E Piaget was not an educator and never laid down rules about how to intervene in such situations. But his work strongly suggests that automatic reaction of putting the child right may well be counter-productive. If their theories are always greeted by 'Nice try, but this is how it really is...' they might give up after a while on making theories. As Piaget put it, 'children have real understanding only of that which they invent themselves, and each time that we try to teach them something too quickly, we keep them from inventing it themselves.'
F Disciples of Piaget have tolerance for – indeed a fascination with – children's primitive laws of physics: that things disappear when they are out of sight; that the moon and the sun follow you around; that big things float and small things sink. Einstein was intrigued by Piaget's finding, especially by the idea that seven-year-olds insist that going faster can take more time – perhaps because this, like Einstein's own theories of relativity, runs so contrary to common sense.
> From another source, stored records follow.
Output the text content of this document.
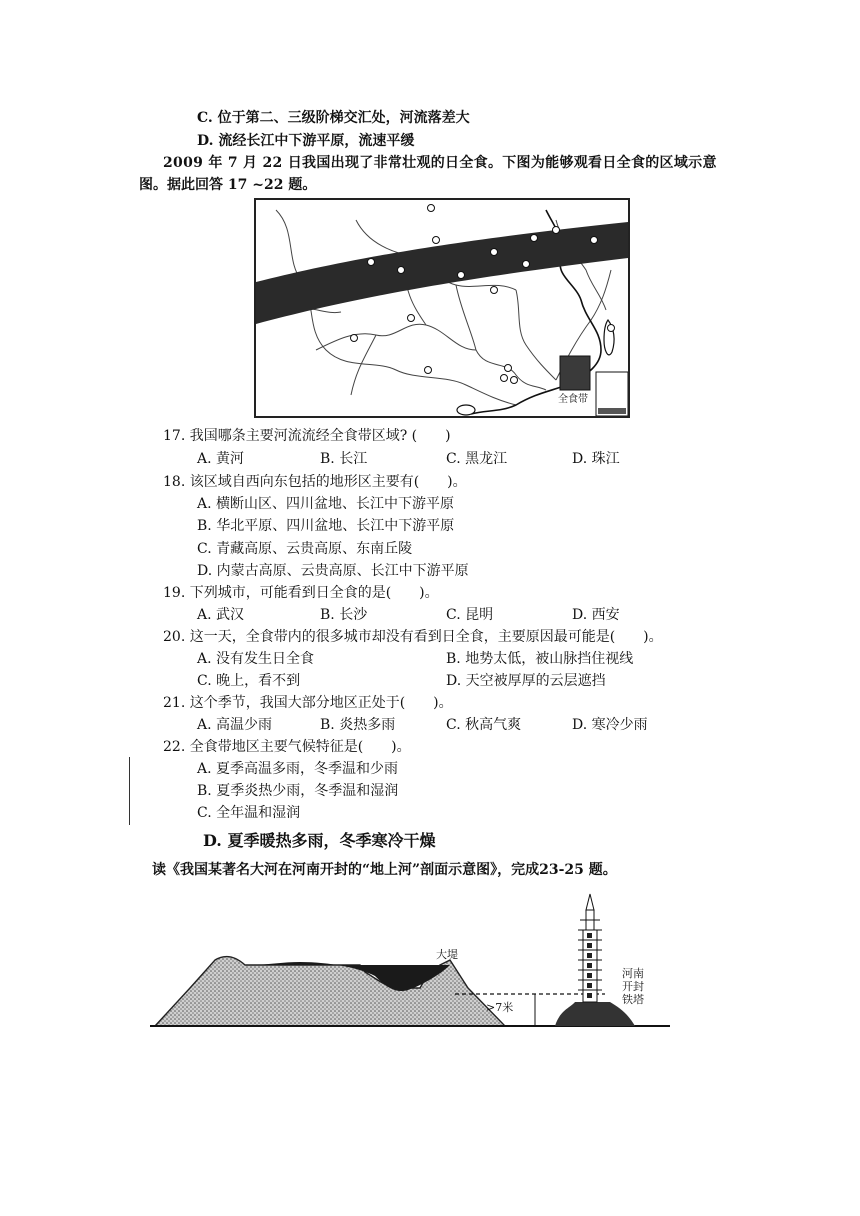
C. 位于第二、三级阶梯交汇处，河流落差大
D. 流经长江中下游平原，流速平缓
2009 年 7 月 22 日我国出现了非常壮观的日全食。下图为能够观看日全食的区域示意
图。据此回答 17 ~22 题。
全食带
17. 我国哪条主要河流流经全食带区域? (　　)
A. 黄河	B. 长江	C. 黑龙江	D. 珠江
18. 该区域自西向东包括的地形区主要有(　　)。
A. 横断山区、四川盆地、长江中下游平原
B. 华北平原、四川盆地、长江中下游平原
C. 青藏高原、云贵高原、东南丘陵
D. 内蒙古高原、云贵高原、长江中下游平原
19. 下列城市，可能看到日全食的是(　　)。
A. 武汉	B. 长沙	C. 昆明	D. 西安
20. 这一天，全食带内的很多城市却没有看到日全食，主要原因最可能是(　　)。
A. 没有发生日全食	B. 地势太低，被山脉挡住视线
C. 晚上，看不到	D. 天空被厚厚的云层遮挡
21. 这个季节，我国大部分地区正处于(　　)。
A. 高温少雨	B. 炎热多雨	C. 秋高气爽	D. 寒冷少雨
22. 全食带地区主要气候特征是(　　)。
A. 夏季高温多雨，冬季温和少雨
B. 夏季炎热少雨，冬季温和湿润
C. 全年温和湿润
D. 夏季暖热多雨，冬季寒冷干燥
读《我国某著名大河在河南开封的“地上河”剖面示意图》，完成23-25 题。
大堤
>7米
河南
开封
铁塔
G Although every teacher in training still memorises Piaget's successive stages of childhood development, the greater part of Piaget's work is less well known, perhaps because schools of education regard it as 'too deep' for teachers. Piaget never thought of himself as a child psychologist. His real interest was epistemology – the theory of knowledge – which, like physics, was considered a branch of philosophy until Piaget came along and made it a science.
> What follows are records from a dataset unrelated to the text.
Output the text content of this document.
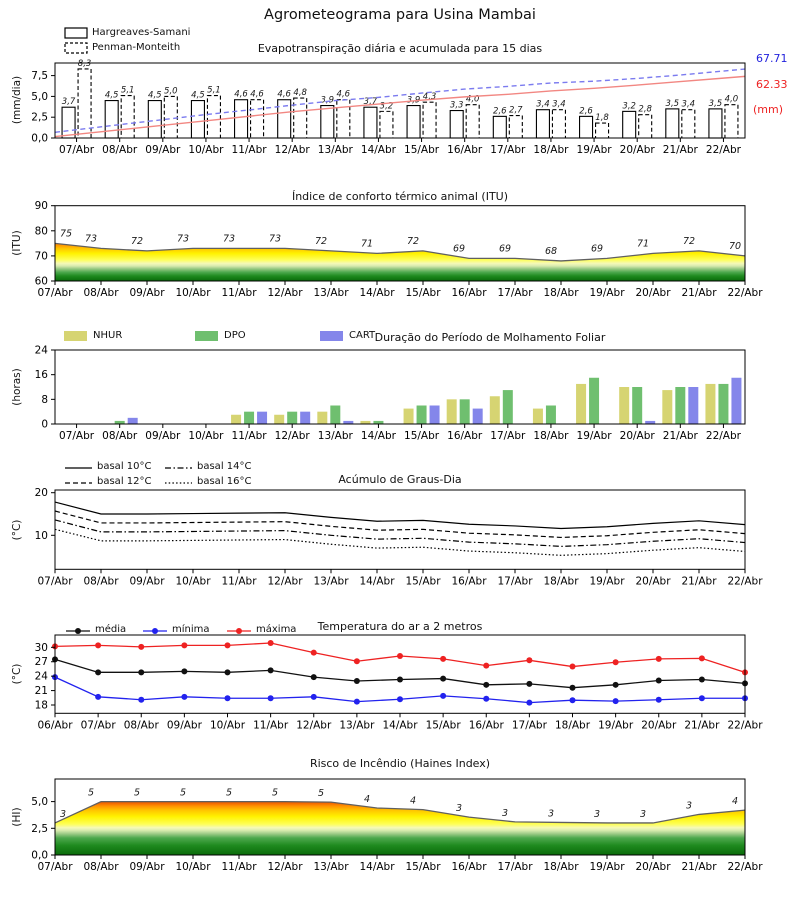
3,7
4,5	4,5	4,5	4,6	4,6
3,9	3,7	3,9	3,3
2,6
3,4
2,6	3,2	3,5	3,5
8,3
5,1	5,0	5,1	4,6	4,8	4,6
3,2
4,3	4,0
2,7
3,4
1,8
2,8	3,4	4,0
0,0
2,5
5,0
7,5
07/Abr 08/Abr 09/Abr 10/Abr 11/Abr 12/Abr 13/Abr 14/Abr 15/Abr 16/Abr 17/Abr 18/Abr 19/Abr 20/Abr 21/Abr 22/Abr
75 73	72	73	73	73	72	71	72
69	69	68	69	71	72	70
60
70
80
90
07/Abr 08/Abr 09/Abr 10/Abr 11/Abr 12/Abr 13/Abr 14/Abr 15/Abr 16/Abr 17/Abr 18/Abr 19/Abr 20/Abr 21/Abr 22/Abr
3
5	5	5	5	5	5
4	4
3	3	3	3	3
3	4
0,0
2,5
5,0
07/Abr 08/Abr 09/Abr 10/Abr 11/Abr 12/Abr 13/Abr 14/Abr 15/Abr 16/Abr 17/Abr 18/Abr 19/Abr 20/Abr 21/Abr 22/Abr
0
8
16
24
07/Abr 08/Abr 09/Abr 10/Abr 11/Abr 12/Abr 13/Abr 14/Abr 15/Abr 16/Abr 17/Abr 18/Abr 19/Abr 20/Abr 21/Abr 22/Abr
10
20
07/Abr 08/Abr 09/Abr 10/Abr 11/Abr 12/Abr 13/Abr 14/Abr 15/Abr 16/Abr 17/Abr 18/Abr 19/Abr 20/Abr 21/Abr 22/Abr
18
21
24
27
30
06/Abr 07/Abr 08/Abr 09/Abr 10/Abr 11/Abr 12/Abr 13/Abr 14/Abr 15/Abr 16/Abr 17/Abr 18/Abr 19/Abr 20/Abr 21/Abr 22/Abr
Agrometeograma para Usina Mambai
Evapotranspiração diária e acumulada para 15 dias
Hargreaves-Samani
Penman-Monteith
(mm/dia)
67.71
62.33
(mm)
Índice de conforto térmico animal (ITU)
(ITU)
Duração do Período de Molhamento Foliar
NHUR	DPO	CART
(horas)
Acúmulo de Graus-Dia
basal 10°C
basal 12°C
basal 14°C
basal 16°C
(°C)
Temperatura do ar a 2 metros
média	mínima	máxima
(°C)
Risco de Incêndio (Haines Index)
(HI)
H Through epistemology, Piaget explored multiple ways of knowing. He acknowledged them and examined them non-judgementally, yet with a philosopher's analytic rigour. Since Piaget, the territory has been widely colonised by those who write about women's ways of knowing, Afrocentric ways of knowing, even the computer's ways of knowing. Indeed, artificial intelligence and the information-processing model of the mind owe more to Piaget than its proponents may realise.
I The core of Piaget is his belief that looking carefully at how knowledge develops in children will elucidate the nature of knowledge in general. Whether this has in fact led to deeper understanding remains, like everything about Piaget, controversial. In the past decade, Piaget has been vigorously challenged by the current fashion of viewing knowledge as an intrinsic property of the brain. Ingenious experiments have demonstrated that newborn infants already have some of the knowledge that Piaget believed children constructed. But for those, like me, who still see Piaget as the giant in the field of cognitive theory, the difference between what the baby brings and what the adult has is so immense that the new discoveries do not significantly reduce the gap, but only increase the mystery.